Sonic Death by Sonic Youth

Genre: Post Punk

Rating: World Treasure (beyond ratings)

Recorded in early eighties. First released on cassette in 84. Released again on CD in 88.

I have this on cassette. I bought the cassette at Raunch Records in Salt Lake City best I can remember sometime from 87-89 (maybe 90 but I doubt it). However, I’m listening to it now from the YouTube posting above and using a song listing from Wikipedia to get my bearings.

It starts with The Good and the Bad from their self titled debut. Then according to Wikipedia it goes into She is Not Alone back into The Good and the Bad. I almost think it’s an irrelevant distinction because he never sings the ghostly She is Not Alone hook. The Good and the Bad is kind of like Overture on Tommy. You can hear hints of all kinds of things. On the studio version I can hear her breaking out into Making the Nature Scene in my head. I don’t know for sure but I think it’s Richard Edson on drums at the get. He only played with Sonic Youth on the debut. I deeply love the rolling percussion and tribal beats on the toms he laid down on that record. It seems to switch to another show quickly however and then I think it’s Jim Sclavunos and the sound goes from a Crash Worship type of primitivism to more of that being in church type of feeling. I think I got that from Forced Exposure but some music writer described seeing Sonic Youth live as like being in church. I can see most people not getting what he means but I could relate to it immediately. It has to do with the spectacle of the sound.

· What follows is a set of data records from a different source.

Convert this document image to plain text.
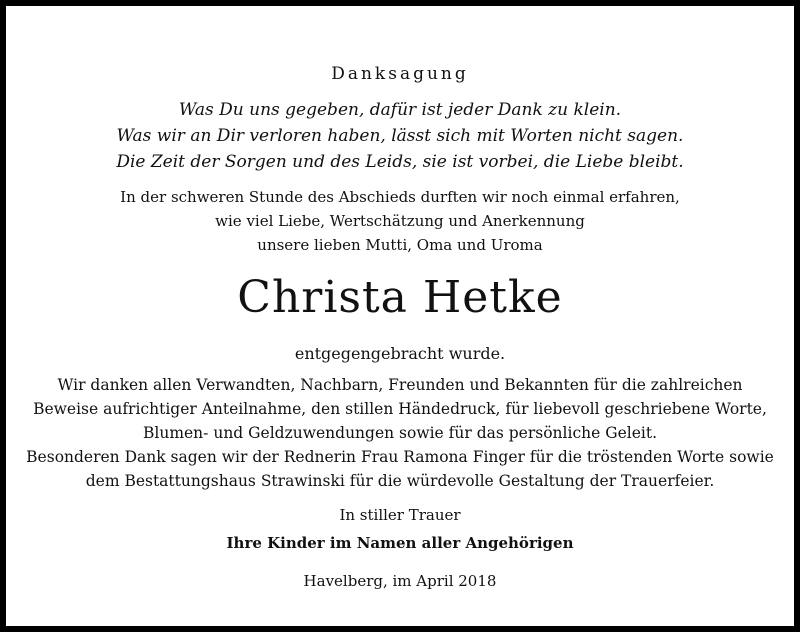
Danksagung
Was Du uns gegeben, dafür ist jeder Dank zu klein.
Was wir an Dir verloren haben, lässt sich mit Worten nicht sagen.
Die Zeit der Sorgen und des Leids, sie ist vorbei, die Liebe bleibt.
In der schweren Stunde des Abschieds durften wir noch einmal erfahren,
wie viel Liebe, Wertschätzung und Anerkennung
unsere lieben Mutti, Oma und Uroma
Christa Hetke
entgegengebracht wurde.
Wir danken allen Verwandten, Nachbarn, Freunden und Bekannten für die zahlreichen
Beweise aufrichtiger Anteilnahme, den stillen Händedruck, für liebevoll geschriebene Worte,
Blumen- und Geldzuwendungen sowie für das persönliche Geleit.
Besonderen Dank sagen wir der Rednerin Frau Ramona Finger für die tröstenden Worte sowie
dem Bestattungshaus Strawinski für die würdevolle Gestaltung der Trauerfeier.
In stiller Trauer
Ihre Kinder im Namen aller Angehörigen
Havelberg, im April 2018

When the vocals finally come in on The World Looks Red they sound like some kind of speed cassette cartoonish weirdness. It’s about five minutes of what sounds like a mechanical tornado. When I listen to this I’m flabbergasted by the lack of love this release has received although as time passes fewer and fewer critics dare. This music is rightly taking its place among the divine that we must not blaspheme. We are in church after all.

After a short lived but ferocious pounding riff that truly represents the Branca vision completely realized it breaks into the best moment on the album. A song that has meant so much to me for decades now: Confusion is Next. It rips holy hell. It’s a manifesto. He maintains that chaos is the future and beyond it is freedom confusion is next and next after that is the truth. Prophetic. We are getting there people.

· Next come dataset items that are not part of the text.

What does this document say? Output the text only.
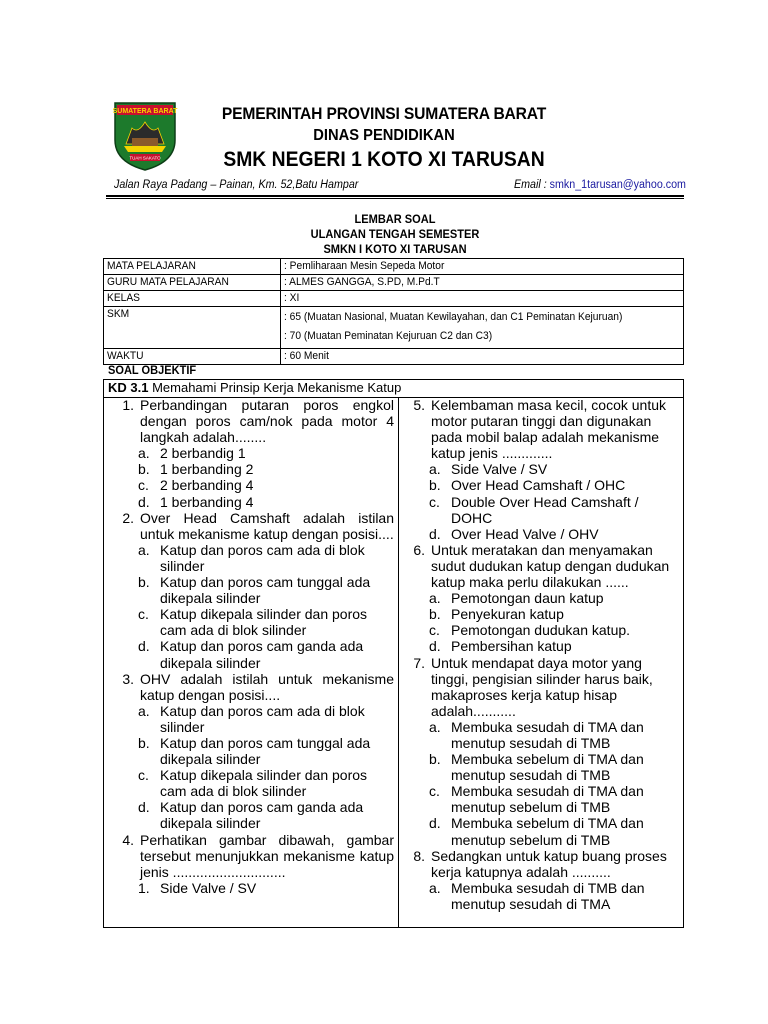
SUMATERA BARAT
TUAH SAKATO
PEMERINTAH PROVINSI SUMATERA BARAT
DINAS PENDIDIKAN
SMK NEGERI 1 KOTO XI TARUSAN
Jalan Raya Padang – Painan, Km. 52,Batu Hampar	Email : smkn_1tarusan@yahoo.com
LEMBAR SOAL
ULANGAN TENGAH SEMESTER
SMKN I KOTO XI TARUSAN
MATA PELAJARAN	: Pemliharaan Mesin Sepeda Motor

GURU MATA PELAJARAN	: ALMES GANGGA, S.PD, M.Pd.T

KELAS	: XI

SKM	: 65 (Muatan Nasional, Muatan Kewilayahan, dan C1 Peminatan Kejuruan)
: 70 (Muatan Peminatan Kejuruan C2 dan C3)

WAKTU	: 60 Menit
SOAL OBJEKTIF
KD 3.1 Memahami Prinsip Kerja Mekanisme Katup
1. Perbandingan putaran poros engkol dengan poros cam/nok pada motor 4 langkah adalah........
a. 2 berbandig 1
b. 1 berbanding 2
c. 2 berbanding 4
d. 1 berbanding 4
2. Over Head Camshaft adalah istilan untuk mekanisme katup dengan posisi....
a. Katup dan poros cam ada di blok silinder
b. Katup dan poros cam tunggal ada dikepala silinder
c. Katup dikepala silinder dan poros cam ada di blok silinder
d. Katup dan poros cam ganda ada dikepala silinder
3. OHV adalah istilah untuk mekanisme katup dengan posisi....
a. Katup dan poros cam ada di blok silinder
b. Katup dan poros cam tunggal ada dikepala silinder
c. Katup dikepala silinder dan poros cam ada di blok silinder
d. Katup dan poros cam ganda ada dikepala silinder
4. Perhatikan gambar dibawah, gambar tersebut menunjukkan mekanisme katup jenis .............................
1. Side Valve / SV
5. Kelembaman masa kecil, cocok untuk motor putaran tinggi dan digunakan pada mobil balap adalah mekanisme katup jenis .............
a. Side Valve / SV
b. Over Head Camshaft / OHC
c. Double Over Head Camshaft / DOHC
d. Over Head Valve / OHV
6. Untuk meratakan dan menyamakan sudut dudukan katup dengan dudukan katup maka perlu dilakukan ......
a. Pemotongan daun katup
b. Penyekuran katup
c. Pemotongan dudukan katup.
d. Pembersihan katup
7. Untuk mendapat daya motor yang tinggi, pengisian silinder harus baik, makaproses kerja katup hisap adalah...........
a. Membuka sesudah di TMA dan menutup sesudah di TMB
b. Membuka sebelum di TMA dan menutup sesudah di TMB
c. Membuka sesudah di TMA dan menutup sebelum di TMB
d. Membuka sebelum di TMA dan menutup sebelum di TMB
8. Sedangkan untuk katup buang proses kerja katupnya adalah ..........
a. Membuka sesudah di TMB dan menutup sesudah di TMA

Well it pretty much has to Bob Bert now. What if Thurston intentionally organized it chronologically by drummer? I guess that would be the same as just chronologically. In my opinion Bert is the best drummer Sonic Youth ever had. Having played on Bad Moon Rising and Dial M for Motherfucker he’s the only musician, besides the jazz greats, to play on two albums that are that great with two different bands. I saw Pussy Galore touring that record in San Francisco and Berkeley and at both shows I didn’t give a fuck about Jon Spencer. My eyes were glued on Bert the entire time. Fucking incredible.

Somebody speaks French while they’re tuning. Very Grateful Deadly.

Kim gives so much on Shaking Hell. It’s brief but so crucially important and historic because of how it expresses the brutal brilliance and alienation of the no wave.

The music pounds on ahead with weird splicing going from one crazy wicked hook and versions of songs from their first three releases. They mention the Swans near the end and the bands had a lot of connections back then. On this release you can hear a Swanic pounding in the grooves that prove them to be more influential on the Sonic Youth sound than the studio albums let on. He mentions the NC club Cat’s Cradle and the album ends with a man with a southern accent hollering out, “We’re appreciative!” And we still are.